A green step forward?
Yesterday Nick Clegg's announcement on the Green Investment Bank tipped the Guardian's Green-o-meter from slightly worse than middle of the road to bang in the middle - hardly a great achievement.
Not even last week’s decision to accept the Committee on Climate Change’s fourth carbon budget, which commits the UK to a 50 per cent reduction of carbon emissions by 2025, was enough to significantly tip the scales after a year of fairly shaky environmental policy. Signing up to the budget doesn’t necessarily mean we know how we’re going to get there, but the Green Investment Bank has the potential to greatly facilitate our course towards this target.
So what news did we actually learn about the bank? We’ve got a date: the bank will be able to make investments from April 2012; we’ve got a potential chair - rumours suggest Sir Adrian Montague, previously chairman of British Energy and current chair of 3i; and we’ve got an idea of what the bank’s initial priories might be. In his speech Clegg noted that ‘possible early priorities for the Bank are offshore wind, waste, and non-domestic energy efficiency.’

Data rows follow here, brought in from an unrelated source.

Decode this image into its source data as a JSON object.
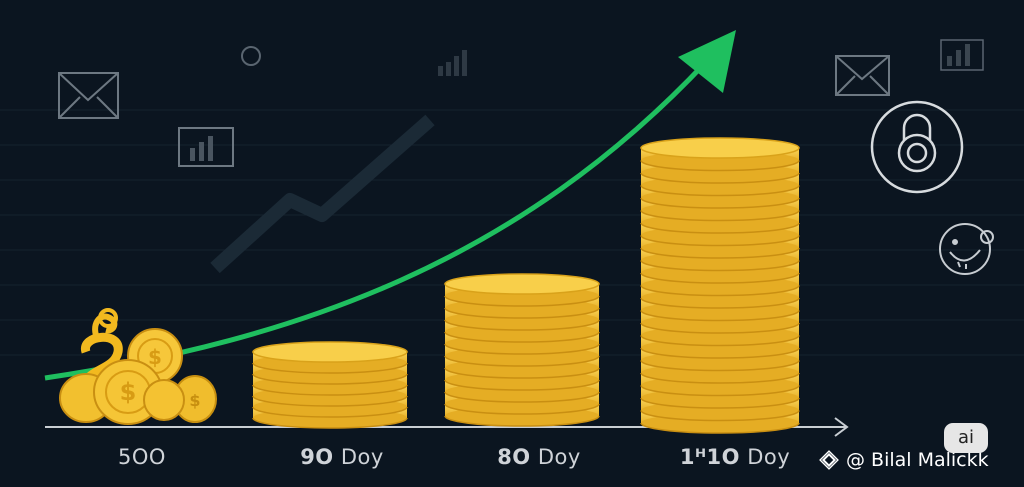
{
  "labels": {
    "stack_1": "5OO",
    "stack_2_num": "9O",
    "stack_2_unit": "Doy",
    "stack_3_num": "8O",
    "stack_3_unit": "Doy",
    "stack_4_num": "1ᴴ1O",
    "stack_4_unit": "Doy"
  },
  "watermark": {
    "credit": "@ Bilal Malickk",
    "badge": "ai"
  },
  "icons": {
    "mail": "envelope-icon",
    "chart": "mini-chart-icon",
    "lock": "padlock-icon",
    "piggy": "piggy-bank-icon",
    "brand": "binance-diamond-icon"
  },
  "colors": {
    "background": "#0b1520",
    "coin": "#f7c948",
    "coin_shadow": "#d9a21a",
    "arrow": "#1fbf5f"
  }
}
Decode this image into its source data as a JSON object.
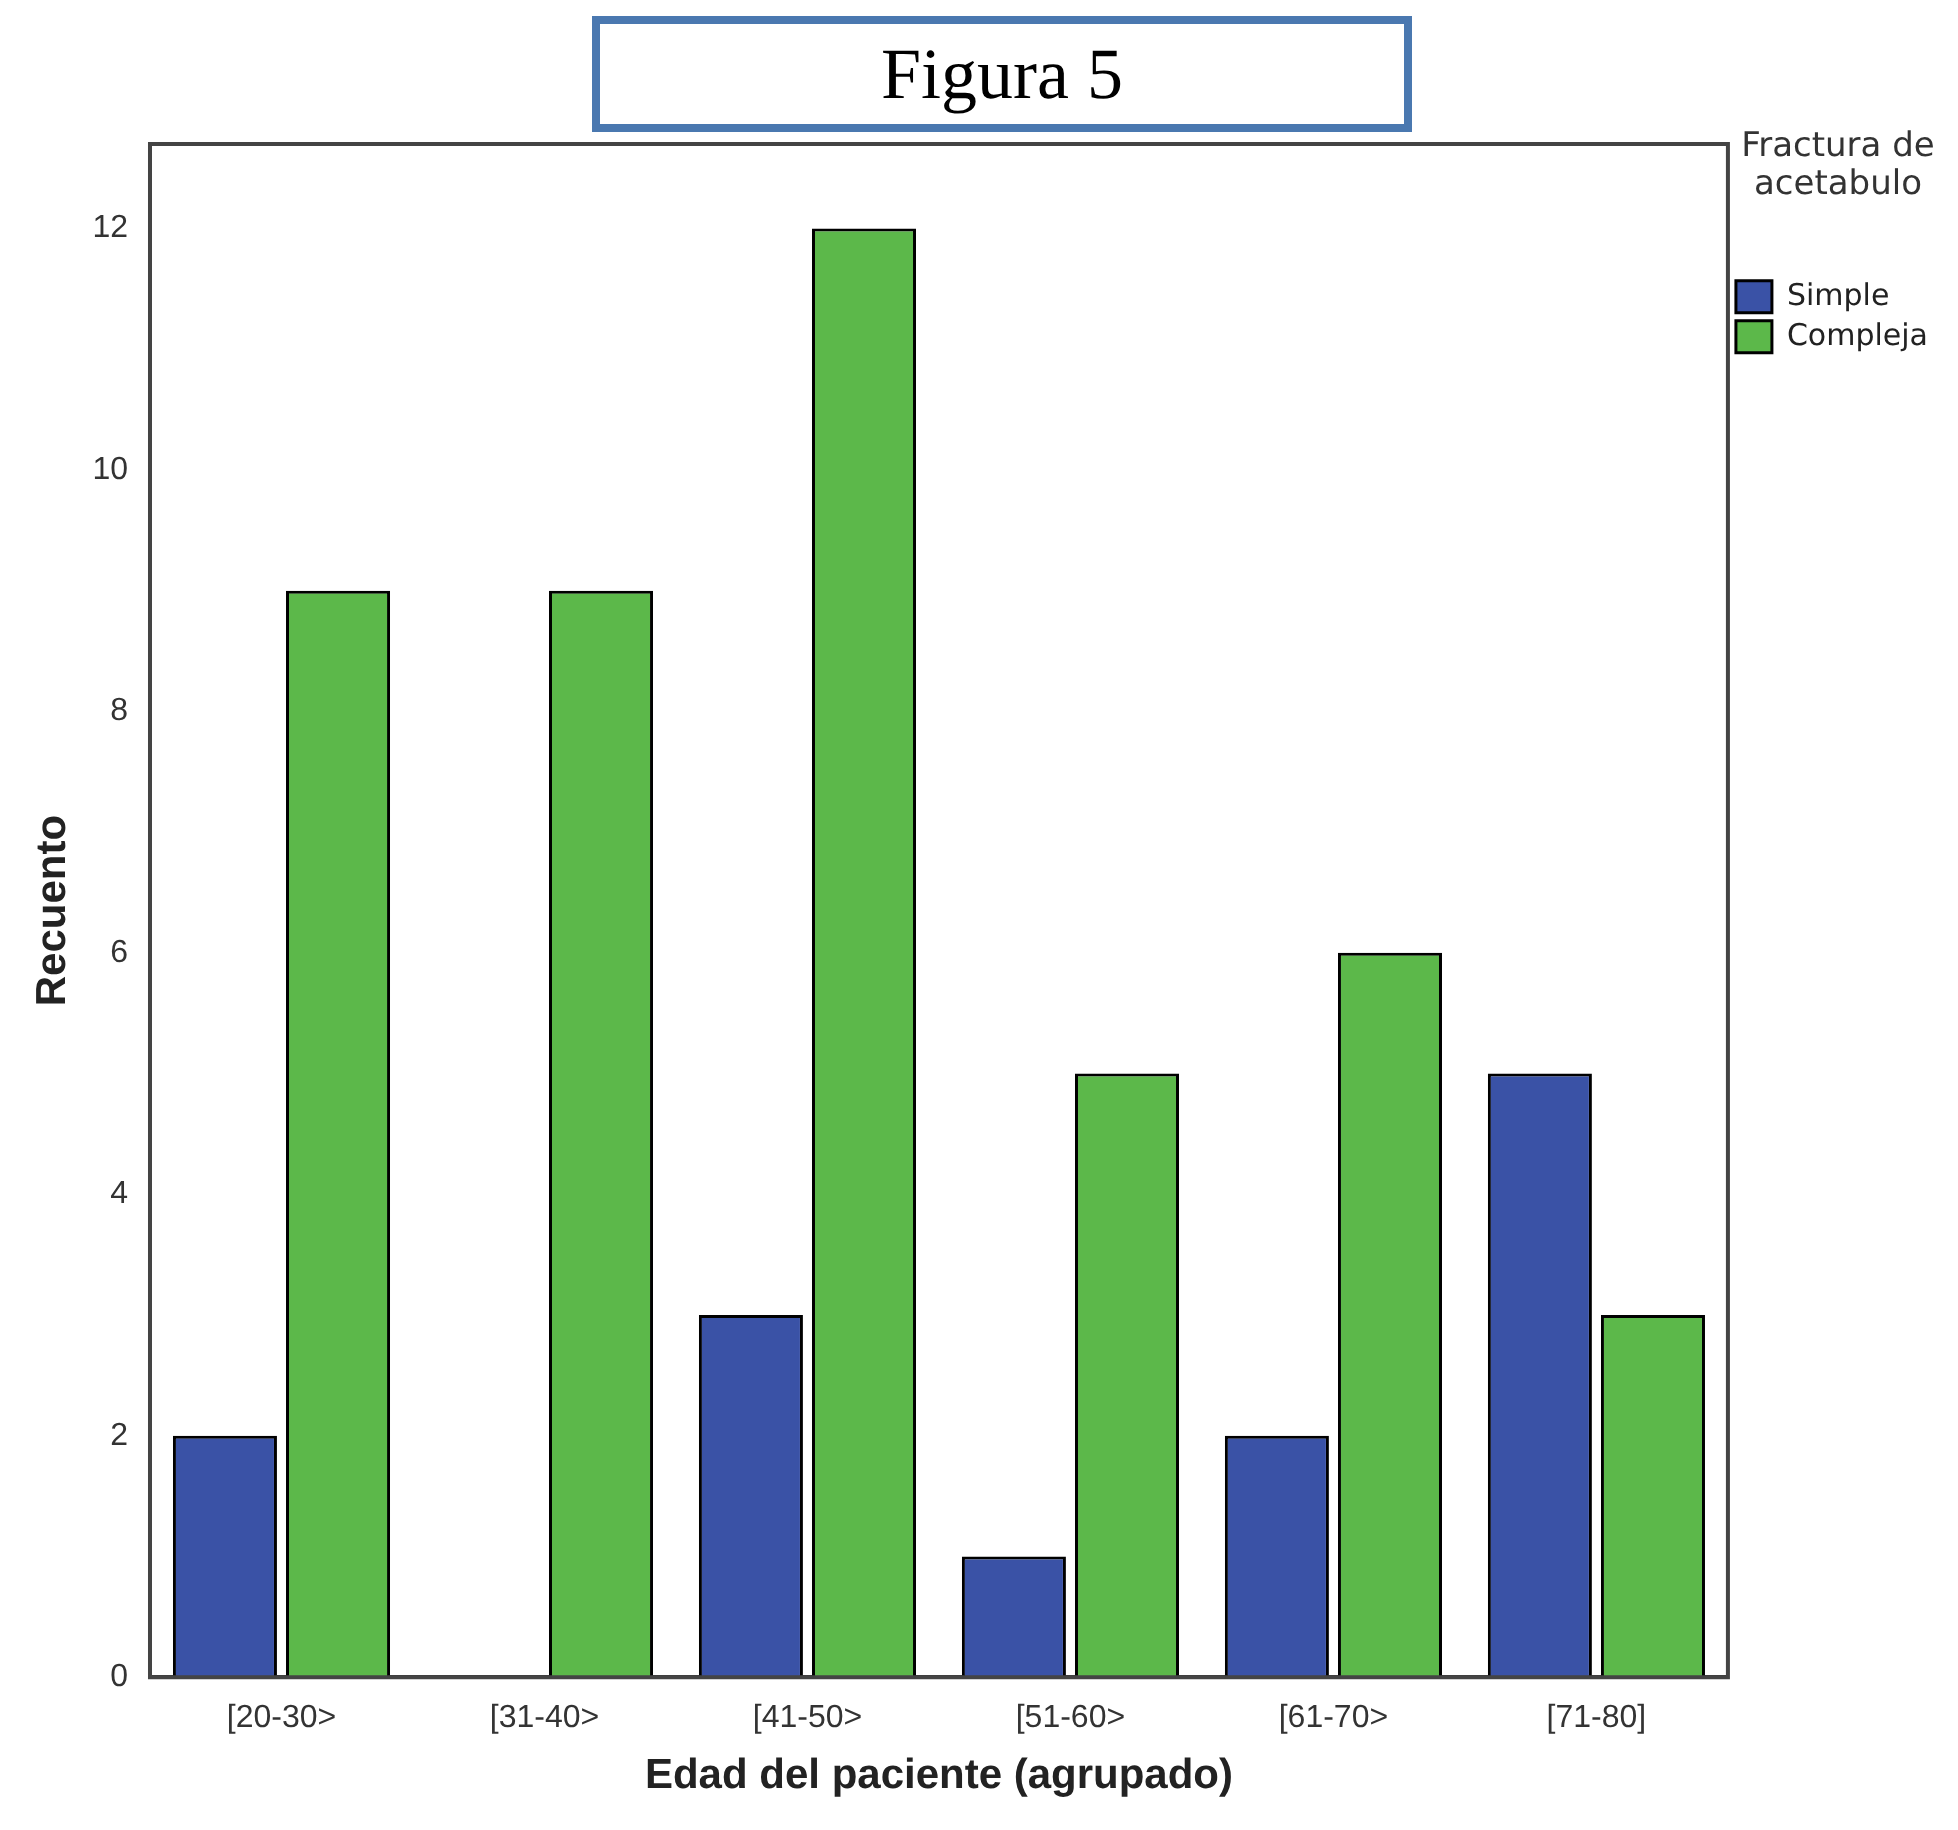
{
  "chart_data": {
    "type": "bar",
    "title": "Figura 5",
    "xlabel": "Edad del paciente (agrupado)",
    "ylabel": "Recuento",
    "legend_title": "Fractura de acetabulo",
    "categories": [
      "[20-30>",
      "[31-40>",
      "[41-50>",
      "[51-60>",
      "[61-70>",
      "[71-80]"
    ],
    "series": [
      {
        "name": "Simple",
        "color": "#3a52a6",
        "values": [
          2,
          0,
          3,
          1,
          2,
          5
        ]
      },
      {
        "name": "Compleja",
        "color": "#5cb84a",
        "values": [
          9,
          9,
          12,
          5,
          6,
          3
        ]
      }
    ],
    "ylim": [
      0,
      12.7
    ],
    "yticks": [
      0,
      2,
      4,
      6,
      8,
      10,
      12
    ],
    "grid": false,
    "legend": "top right"
  }
}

This all sounds very good and it will no doubt provide assurance to wind turbine manufacturers like Vestas, that we have the market and regulatory certainty and the stable policy framework they seek before investing further in the UK. It may even help tip the balance on Vestas’ decision to go ahead with their proposed turbine factory in Kent. For this fact alone the announcements can only be welcomed.
But it’s hard not to feel these initial priorities are erring a little too far on the side of caution. Yes, it’s important that the government support off-shore wind, but compared to other more fledgling technologies such as tidal or wave power, this kind of power is comparatively well developed. If we are to meet our renewable energy target of 15 per cent of energy from renewables by 2020, we can’t rely on wind alone.
Tidal power has the potential to provide around a quarter of the country’s electricity, with 100 per cent reliability. Wave power could grow into a sector worth over £2bn, according to experts. However high capital costs and the investment risk due to the developing nature of these technologies mean that government investment is critical to realising the potential of the marine sector. We've already lost the marine renewable development fund, worth over £40 million; so let's hope that the government can use the Green Investment Bank to turn our marine potential into reality.